Meet with family to decide who gets ‘special’ items |

Meet with family to decide who gets ‘special’ items

John R. Bullis

First make a list of your collections of special items. It could be antique furniture, old guns, special china or silverware, dolls, sculptures, old cars, baseball cards, etc.

Then consider meeting with the family before you decide which items will go to which family members (or friends). Maybe a beneficiary will prefer receiving cash instead of a collectible item.

Then think about which person will be the best choice for particular items. Which one will pass on to the grandchildren and future generations?

Build a file of information on your collectibles that may include some photographs as well as the history of the item. If you have a favorite appraiser, indicate that contact information in the file. You might mention how to get insurance and how to maintain or even sell an item. If you can, include information on your cost (tax basis) in the item. That will be important to the beneficiary if they decide to sell it in the future.

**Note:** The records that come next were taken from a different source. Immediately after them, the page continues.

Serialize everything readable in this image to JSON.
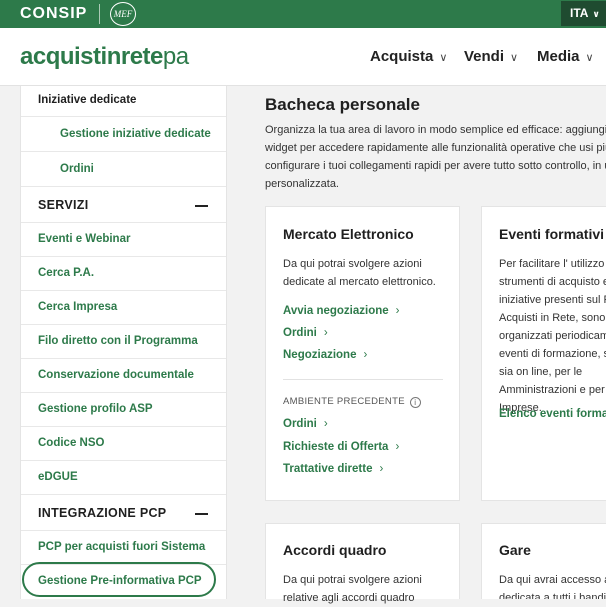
{
  "topbar": {
    "consip_logo": "CONSIP",
    "mef_logo": "MEF",
    "language": "ITA"
  },
  "header": {
    "brand_main": "acquistinrete",
    "brand_suffix": "pa",
    "nav": [
      "Acquista",
      "Vendi",
      "Media"
    ]
  },
  "sidebar": {
    "top_item": "Iniziative dedicate",
    "sub_items": [
      "Gestione iniziative dedicate",
      "Ordini"
    ],
    "section_servizi": "SERVIZI",
    "servizi": [
      "Eventi e Webinar",
      "Cerca P.A.",
      "Cerca Impresa",
      "Filo diretto con il Programma",
      "Conservazione documentale",
      "Gestione profilo ASP",
      "Codice NSO",
      "eDGUE"
    ],
    "section_pcp": "INTEGRAZIONE PCP",
    "pcp": [
      "PCP per acquisti fuori Sistema",
      "Gestione Pre-informativa PCP"
    ]
  },
  "main": {
    "title": "Bacheca personale",
    "desc": [
      "Organizza la tua area di lavoro in modo semplice ed efficace: aggiungi, r",
      "widget per accedere rapidamente alle funzionalità operative che usi più",
      "configurare i tuoi collegamenti rapidi per avere tutto sotto controllo, in un",
      "personalizzata."
    ]
  },
  "cards": {
    "mercato": {
      "title": "Mercato Elettronico",
      "text": [
        "Da qui potrai svolgere azioni",
        "dedicate al mercato elettronico."
      ],
      "links": [
        "Avvia negoziazione",
        "Ordini",
        "Negoziazione"
      ],
      "env_label": "AMBIENTE PRECEDENTE",
      "env_links": [
        "Ordini",
        "Richieste di Offerta",
        "Trattative dirette"
      ]
    },
    "eventi": {
      "title": "Eventi formativi",
      "text": [
        "Per facilitare l' utilizzo d",
        "strumenti di acquisto e",
        "iniziative presenti sul P",
        "Acquisti in Rete, sono",
        "organizzati periodicam",
        "eventi di formazione, s",
        "sia on line, per le",
        "Amministrazioni e per",
        "Imprese."
      ],
      "link": "Elenco eventi format"
    },
    "accordi": {
      "title": "Accordi quadro",
      "text": [
        "Da qui potrai svolgere azioni",
        "relative agli accordi quadro"
      ]
    },
    "gare": {
      "title": "Gare",
      "text": [
        "Da qui avrai accesso a",
        "dedicata a tutti i bandi"
      ]
    }
  }
}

Some items are quite valuable, but look like just an old table that might be sold in a garage sale for a small fraction of it’s real value. If you have a good idea of the current value, include that in the file.

Then, consider making gifts of some of those items. You can give up to $14,000 of gifts in a calendar year and not be required to file U.S. Gift Tax Return, form 709.

If the total gifts are more than $14,000 to an individual, the gift tax return should be filed, including an appraisal to show the current value. You will still not be required to pay the gift tax if your total “large” (taxable) gifts are less than $5,340,000. The taxable gift just reduces the amount you can leave at death without a death tax.

For example, suppose you give $114,000 total gifts in 2014 to an individual. The $14,000 Annual Gift Tax Exclusion would be claimed on form 709 and the taxable gift would be $100,000. The form would not require a check to IRS, but your death tax exclusion would be reduced to $5,240,000.

Giving items now will help be sure the valuable items will be preserved and treasured. We suggest you also do a letter with the gift. That could be a “love” letter where you write how much you love them, how proud of them you are, etc. Some folks will treasure that “love” letter as much as the item. We don’t normally write that kind of letter to our loved ones.

You might look at whether the total value of the individual items of a collection compares to the value of the entire collection. Maybe the collection is more valuable if it is kept intact (think of stamp collections for example).

Did you hear? “Don’t be afraid to take a big step if one is indicated. You can’t cross a chasm in two small jumps.” — David Lloyd George British Prim Minister (1863-1945).